Nombre des défauts qui émaillent ce premier numéro semblent être des conséquences de la réappropriation de l’objet critique par des auteurs. Car à l’inverse des membres des Cahiers du cinéma, qui bâtirent leur univers critique en amont du passage à la création, la démarche de Jean Christophe Menu montre un envers restrictif. Non seulement sa nouvelle critique délimite comme champ d’étude sa propre création ou ses parents proches (Guy Vidal, Cornélius...), mais pour se faire il utilise un dispositif de validation qualitatif reposant davantage sur le mode de fabrication que sur les qualités artistiques. Une prédilection pour les critères industrieux évidente à l’aune de sa profession d’éditeur, mais dont il n’est pas faux de dire qu’elle est plus à même de juger d’un artisanat que d’un Art. En conséquence, cette délimitation implique l’amalgame de tout un pan de la bande dessinée dans lequel surgissent pourtant, et ce très régulièrement, de nombreux titres à la validité artistique évidente. Resterons-nous réellement dans un champ critique avec L’Eprouvette ? Rien n’est moins sûr, ce que semble attester les longues et inutiles digressions sur la dédicace, les échanges de courrier entre éditeurs, et autres petites chamailleries de basse ou d’arrière-cour. Plus d’une moitié du bouquin en somme.

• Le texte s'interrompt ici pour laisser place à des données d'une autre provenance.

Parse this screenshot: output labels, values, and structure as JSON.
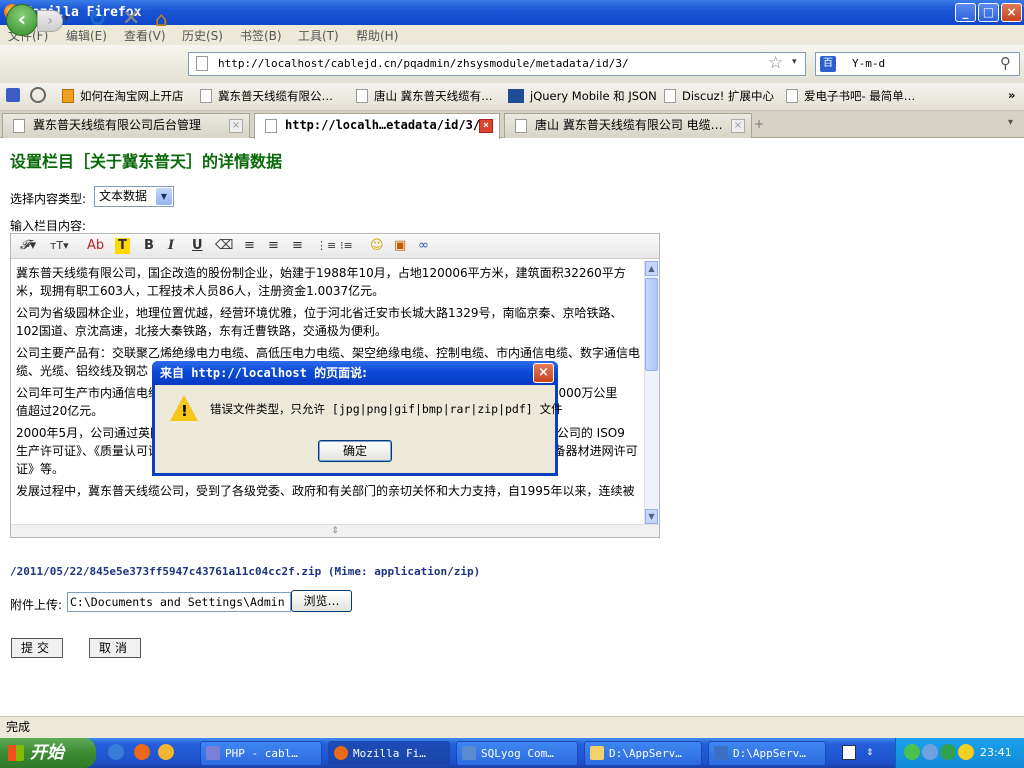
{
  "window": {
    "title": "Mozilla Firefox",
    "min": "_",
    "max": "□",
    "close": "×"
  },
  "menu": [
    "文件(F)",
    "编辑(E)",
    "查看(V)",
    "历史(S)",
    "书签(B)",
    "工具(T)",
    "帮助(H)"
  ],
  "nav": {
    "back": "‹",
    "forward": "›",
    "reload": "↻",
    "stop": "✕",
    "home": "⌂",
    "url": "http://localhost/cablejd.cn/pqadmin/zhsysmodule/metadata/id/3/",
    "star": "☆",
    "dropdown": "▾",
    "search_value": "Y-m-d",
    "search_engine": "百",
    "search_icon": "⚲"
  },
  "bookmarks": [
    "如何在淘宝网上开店",
    "冀东普天线缆有限公…",
    "唐山 冀东普天线缆有…",
    "jQuery Mobile 和 JSON",
    "Discuz! 扩展中心",
    "爱电子书吧- 最简单…"
  ],
  "bookmarks_more": "»",
  "tabs": [
    {
      "label": "冀东普天线缆有限公司后台管理",
      "active": false
    },
    {
      "label": "http://localh…etadata/id/3/",
      "active": true
    },
    {
      "label": "唐山 冀东普天线缆有限公司 电缆…",
      "active": false
    }
  ],
  "tab_close": "×",
  "new_tab": "+",
  "page": {
    "title": "设置栏目［关于冀东普天］的详情数据",
    "content_type_label": "选择内容类型:",
    "content_type_value": "文本数据",
    "content_label": "输入栏目内容:",
    "toolbar": [
      "𝓕▾",
      "тT▾",
      "Ab",
      "T",
      "B",
      "I",
      "U",
      "⌫",
      "≡",
      "≡",
      "≡",
      "⋮≡",
      "⁝≡",
      "☺",
      "▣",
      "∞"
    ],
    "editor_paragraphs": [
      "冀东普天线缆有限公司，国企改造的股份制企业，始建于1988年10月，占地120006平方米，建筑面积32260平方米，现拥有职工603人，工程技术人员86人，注册资金1.0037亿元。",
      "公司为省级园林企业，地理位置优越，经营环境优雅，位于河北省迁安市长城大路1329号，南临京秦、京哈铁路、102国道、京沈高速，北接大秦铁路，东有迁曹铁路，交通极为便利。",
      "公司主要产品有：交联聚乙烯绝缘电力电缆、高低压电力电缆、架空绝缘电缆、控制电缆、市内通信电缆、数字通信电缆、光缆、铝绞线及钢芯",
      "公司年可生产市内通信电缆                                                                   通信电缆20万箱、电线等1000万公里                                                                   值超过20亿元。",
      "2000年5月，公司通过英国                                                                  04年6月，通过了中国泰尔公司的 ISO9                                                                   生产许可证》、《质量认可证书》、                                                                   》和《国防通信网设备器材进网许可证》等。",
      "发展过程中，冀东普天线缆公司，受到了各级党委、政府和有关部门的亲切关怀和大力支持，自1995年以来，连续被"
    ],
    "file_path": "/2011/05/22/845e5e373ff5947c43761a11c04cc2f.zip  (Mime: application/zip)",
    "attach_label": "附件上传:",
    "attach_value": "C:\\Documents and Settings\\Admin",
    "browse": "浏览…",
    "submit": "提交",
    "cancel": "取消"
  },
  "dialog": {
    "title_prefix": "来自",
    "title_host": " http://localhost ",
    "title_suffix": "的页面说:",
    "message": "错误文件类型，只允许 [jpg|png|gif|bmp|rar|zip|pdf] 文件",
    "ok": "确定",
    "close": "×",
    "warn": "!"
  },
  "status": "完成",
  "taskbar": {
    "start": "开始",
    "tasks": [
      {
        "label": "PHP - cabl…",
        "active": false
      },
      {
        "label": "Mozilla Fi…",
        "active": true
      },
      {
        "label": "SQLyog Com…",
        "active": false
      },
      {
        "label": "D:\\AppServ…",
        "active": false
      },
      {
        "label": "D:\\AppServ…",
        "active": false
      }
    ],
    "clock": "23:41"
  }
}
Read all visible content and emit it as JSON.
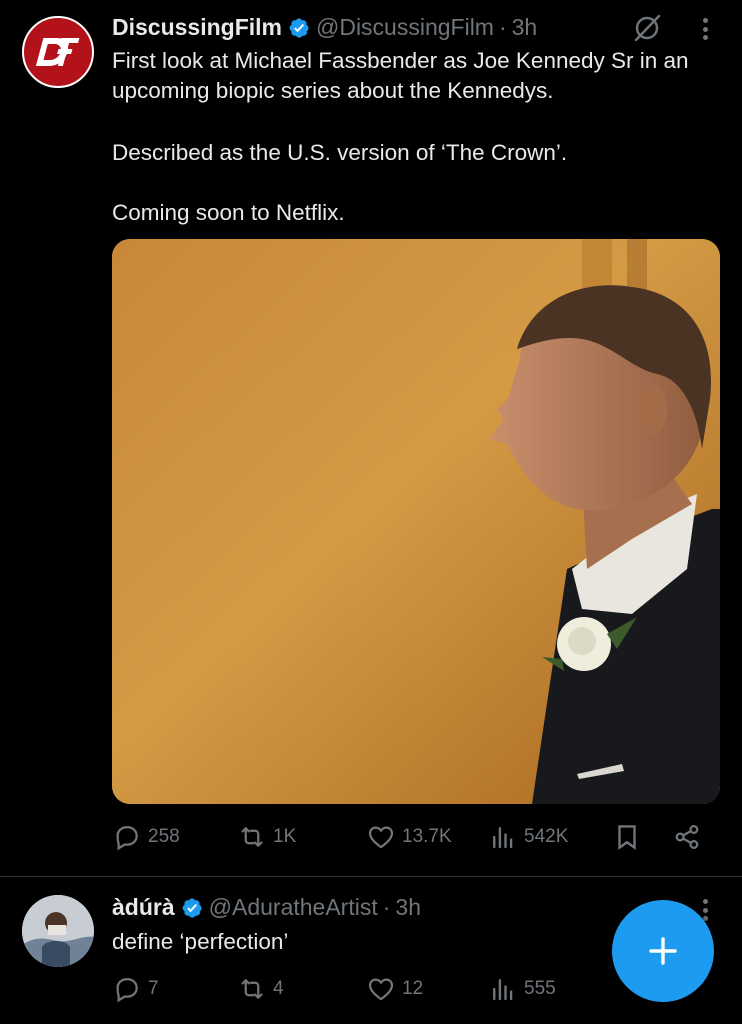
{
  "tweets": [
    {
      "author": "DiscussingFilm",
      "handle": "@DiscussingFilm",
      "dot": "·",
      "time": "3h",
      "paragraphs": [
        "First look at Michael Fassbender as Joe Kennedy Sr in an upcoming biopic series about the Kennedys.",
        "Described as the U.S. version of ‘The Crown’.",
        "Coming soon to Netflix."
      ],
      "avatar_icon": "discussingfilm-logo",
      "stats": {
        "replies": "258",
        "reposts": "1K",
        "likes": "13.7K",
        "views": "542K"
      }
    },
    {
      "author": "àdúrà",
      "handle": "@AduratheArtist",
      "dot": "·",
      "time": "3h",
      "paragraphs": [
        "define ‘perfection’"
      ],
      "stats": {
        "replies": "7",
        "reposts": "4",
        "likes": "12",
        "views": "555"
      }
    }
  ],
  "icons": {
    "verified": "verified-badge-icon",
    "grok": "grok-icon",
    "more": "more-options-icon",
    "reply": "reply-icon",
    "repost": "repost-icon",
    "like": "like-icon",
    "views": "views-icon",
    "bookmark": "bookmark-icon",
    "share": "share-icon",
    "compose": "compose-plus-icon"
  },
  "colors": {
    "background": "#000000",
    "text": "#e7e9ea",
    "muted": "#71767b",
    "accent": "#1d9bf0",
    "divider": "#2f3336"
  }
}
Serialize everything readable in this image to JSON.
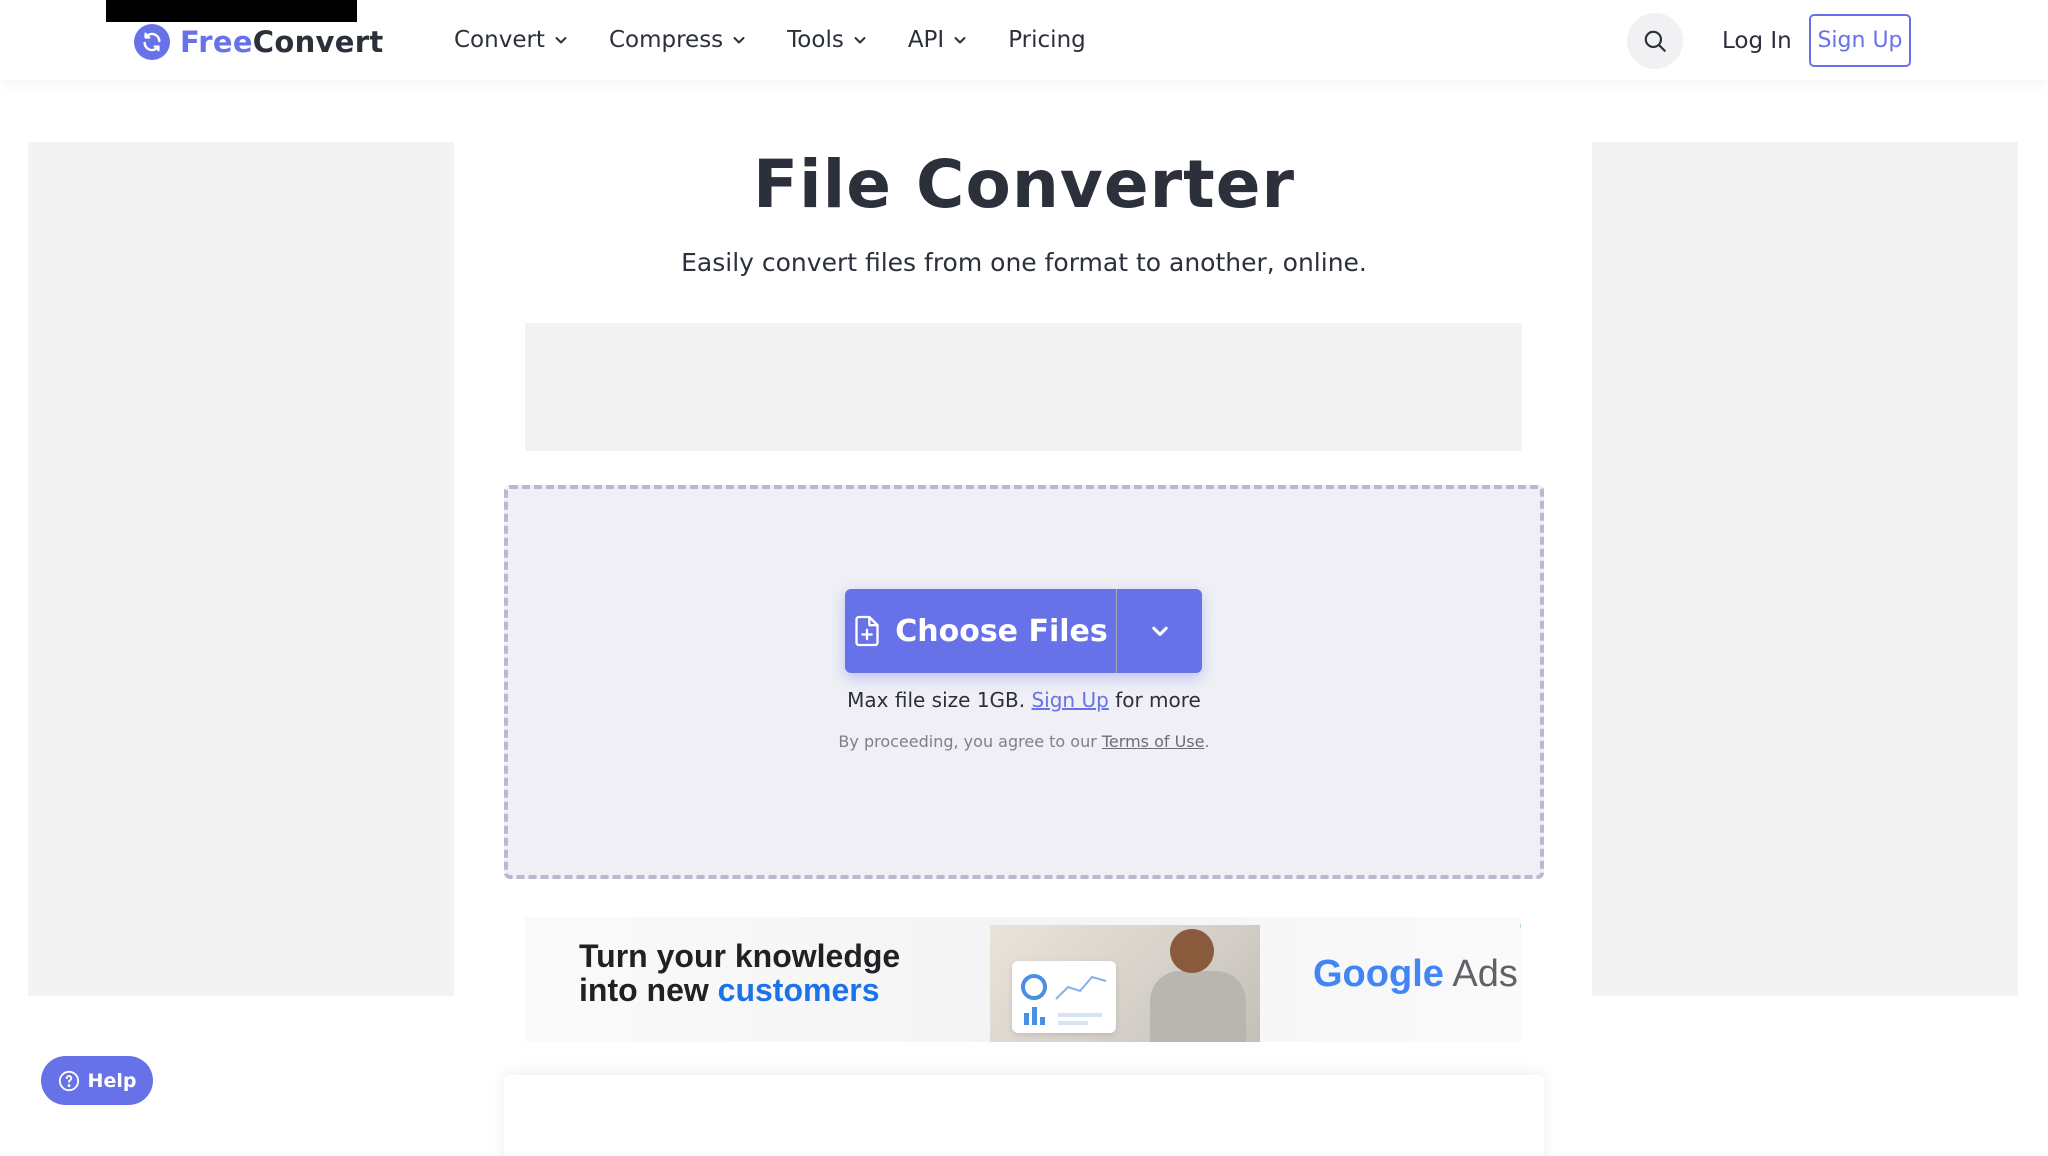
{
  "colors": {
    "brand": "#6872e8",
    "text": "#2b303a",
    "dropzone_bg": "#efeff5",
    "dropzone_border": "#b9b8d3"
  },
  "header": {
    "logo": {
      "part1": "Free",
      "part2": "Convert",
      "icon": "refresh-icon"
    },
    "nav": [
      {
        "label": "Convert",
        "icon": "chevron-down-icon"
      },
      {
        "label": "Compress",
        "icon": "chevron-down-icon"
      },
      {
        "label": "Tools",
        "icon": "chevron-down-icon"
      },
      {
        "label": "API",
        "icon": "chevron-down-icon"
      },
      {
        "label": "Pricing"
      }
    ],
    "search_icon": "search-icon",
    "login_label": "Log In",
    "signup_label": "Sign Up"
  },
  "main": {
    "title": "File Converter",
    "subtitle": "Easily convert files from one format to another, online.",
    "choose_files_label": "Choose Files",
    "choose_icon": "file-plus-icon",
    "dropdown_icon": "chevron-down-icon",
    "max_size_prefix": "Max file size 1GB.",
    "max_size_link": "Sign Up",
    "max_size_suffix": "for more",
    "terms_prefix": "By proceeding, you agree to our",
    "terms_link": "Terms of Use",
    "terms_suffix": "."
  },
  "ad": {
    "line1": "Turn your knowledge",
    "line2_plain": "into new",
    "line2_accent": "customers",
    "brand_google": "Google",
    "brand_ads": "Ads"
  },
  "help": {
    "label": "Help",
    "icon": "question-circle-icon"
  }
}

Tout comme Ah ! Nana dans les années 7O apportait manifestement la preuve que les expressions « impérialisme mâle » et phallocratie » étaient loin d’être dépourvues de signification, J-C M. stigmatise dans la chair de L’Eprouvette les attaques d’une mécanique industrielle contre l’existence de l’altérité. Une démarche nécessaire certes, mais loin d’être d’avant-garde, et qui ne pourra prétendre au statut de critique tant qu’elle n’aura pas posé sur les plateaux de sa balance les poids de la création et de l’Art dans son rapport au monde.”